Segue: «E la vita era la luce degli uomini». Con questa espressione l’evangelista dichiara apertamente che la ragione vitale, da cui tutte le cose sono state create, disposte e vengono governate, illumina non tutte le creature ma solo quelle razionali, affinché possano essere intelligenti. Solo gli uomini, in quanto creati a immagine di Dio, possono ricevere la sapienza, gli animali no. Ma neppure l’uomo che è «animale» può comprendere le cose che sono dello Spirito di Dio. Perciò, dopo aver detto giustamente «e la vita era la luce degli uomini», aggiunge a proposito di quanti, regredendo di molto dal privilegio della condizione umana, sono stati paragonati dal salmista ad animali irrazionali e sono diventati simili a quelli e perciò a ragione vengono privati della luce della verità:
«La luce – dice – risplende nelle tenebre ma le tenebre non l’hanno compresa». Luce degli uomini è Cristo, che illumina con la presenza della sua conoscenza i cuori di quegli uomini che meritano di essere illuminati. Le tenebre sono gli stolti e i malvagi, dei quali la luce dell’eterna sapienza conosce esattamente le realtà del cuore, mentre essi non possono comprendere con la loro intelligenza i raggi di quella luce, come quando un cieco, anche quando viene colpito dal raggio del sole, non può vedere il sole, la cui luce lo colpisce. Costoro tuttavia la misericordia divina non ha disprezzato irrimediabilmente ma ha offerto loro la medicina della salvezza, per poter arrivare a vedere la luce. La stessa luce invisibile, la stessa sapienza di Dio si è rivestita della carne per poter essere vista, affinché, apparendo sotto l’aspetto di uomo e parlando agli uomini, possa guidare gradatamente i loro animi purificati dalla fede alla conoscenza del suo aspetto divino. Prima di lui fu inviato un uomo di grandi meriti, dalla cui testimonianza tutti fossero preparati ad ascoltare la sapienza di Dio appena fosse apparsa, a vedere il sole di giustizia oscurato ora dalla nube del corpo, cioè a vedere e ascoltare l’uomo che era Dio, pieno di grazia e di verità.

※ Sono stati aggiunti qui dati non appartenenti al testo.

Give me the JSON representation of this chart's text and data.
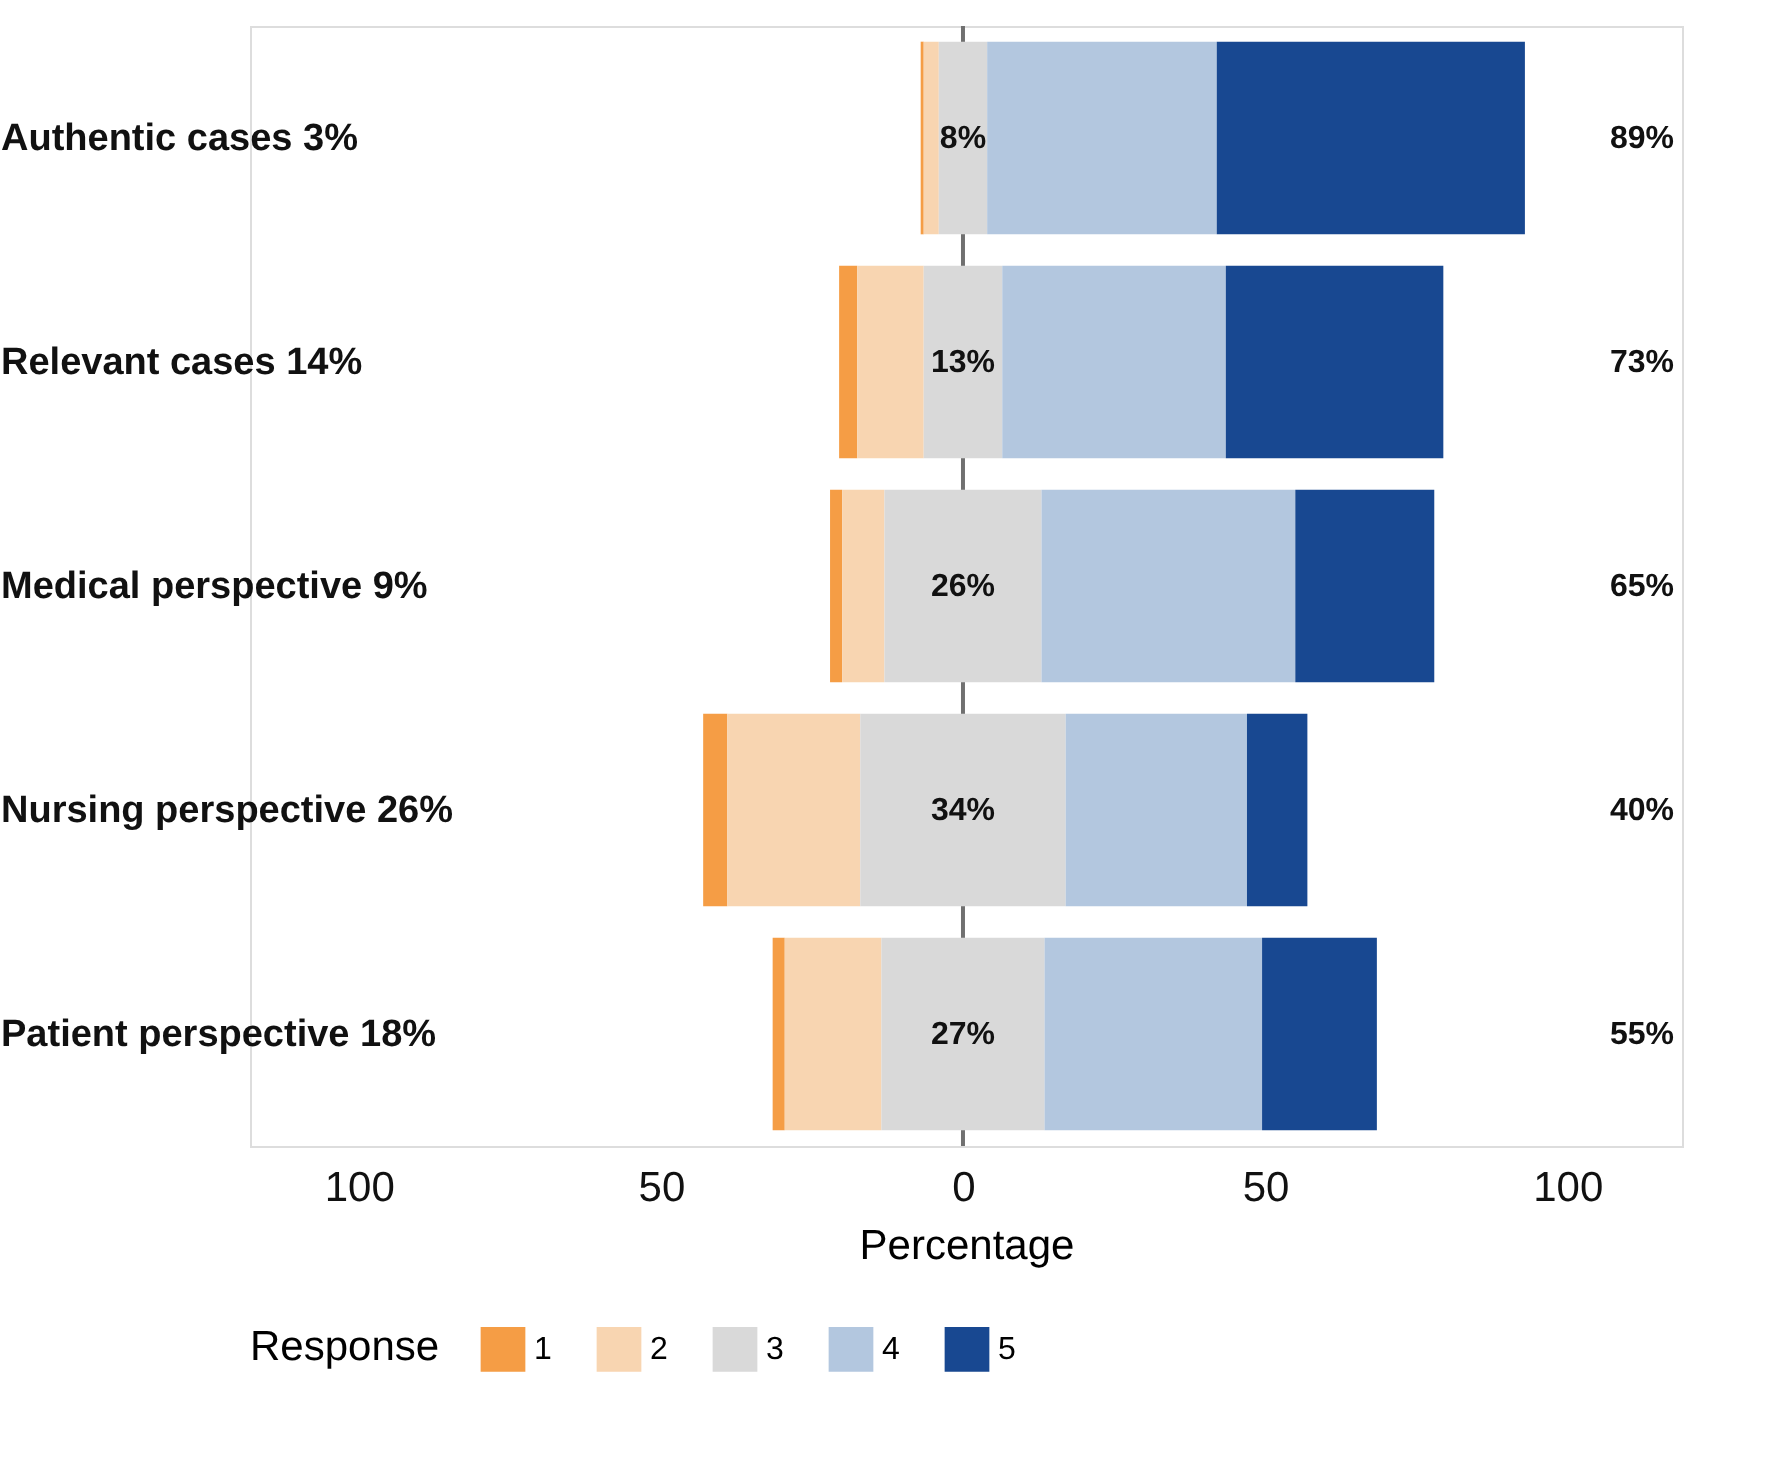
{
  "chart_data": {
    "type": "bar",
    "orientation": "horizontal",
    "categories": [
      "Authentic cases  3%",
      "Relevant cases  14%",
      "Medical perspective  9%",
      "Nursing perspective 26%",
      "Patient perspective 18%"
    ],
    "series": [
      {
        "name": "1",
        "color": "#f59d45",
        "values": [
          0.5,
          3,
          2,
          4,
          2
        ],
        "base": [
          -7,
          -20.5,
          -22,
          -43,
          -31.5
        ]
      },
      {
        "name": "2",
        "color": "#f8d5b1",
        "values": [
          2.5,
          11,
          7,
          22,
          16
        ],
        "base": [
          -6.5,
          -17.5,
          -20,
          -39,
          -29.5
        ]
      },
      {
        "name": "3",
        "color": "#d9d9d9",
        "values": [
          8,
          13,
          26,
          34,
          27
        ],
        "base": [
          -4,
          -6.5,
          -13,
          -17,
          -13.5
        ],
        "value_labels": [
          "8%",
          "13%",
          "26%",
          "34%",
          "27%"
        ]
      },
      {
        "name": "4",
        "color": "#b3c7df",
        "values": [
          38,
          37,
          42,
          30,
          36
        ],
        "base": [
          4,
          6.5,
          13,
          17,
          13.5
        ]
      },
      {
        "name": "5",
        "color": "#184891",
        "values": [
          51,
          36,
          23,
          10,
          19
        ],
        "base": [
          42,
          43.5,
          55,
          47,
          49.5
        ]
      }
    ],
    "annotations": [
      "89%",
      "73%",
      "65%",
      "40%",
      "55%"
    ],
    "xlabel": "Percentage",
    "legend_title": "Response",
    "legend": "bottom",
    "grid": false,
    "xlim": [
      -118,
      119
    ],
    "xticks": [
      {
        "value": -100,
        "label": "100"
      },
      {
        "value": -50,
        "label": "50"
      },
      0,
      50,
      100
    ],
    "ref_lines": [
      {
        "axis": "x",
        "value": 0,
        "color": "#707070"
      }
    ]
  }
}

«Ci fu un uomo inviato da Dio il cui nome era Giovanni. Egli venne come testimone per rendere testimonianza della luce affinché tutti credessero per mezzo suo». Non dice “affinché tutti credessero in lui”: «Maledetto infatti l’uomo che confida nell’uomo e pone la sua forza nella carne»: ma perché tutti credessero per mezzo suo, cioè: grazie alla sua testimonianza credessero nella luce, che ancora non avevano imparato a conoscere, cioè in Gesù Cristo, che dice di sé: «Io sono la luce del mondo, chi mi segue non cammina nelle tenebre ma avrà la luce della vita».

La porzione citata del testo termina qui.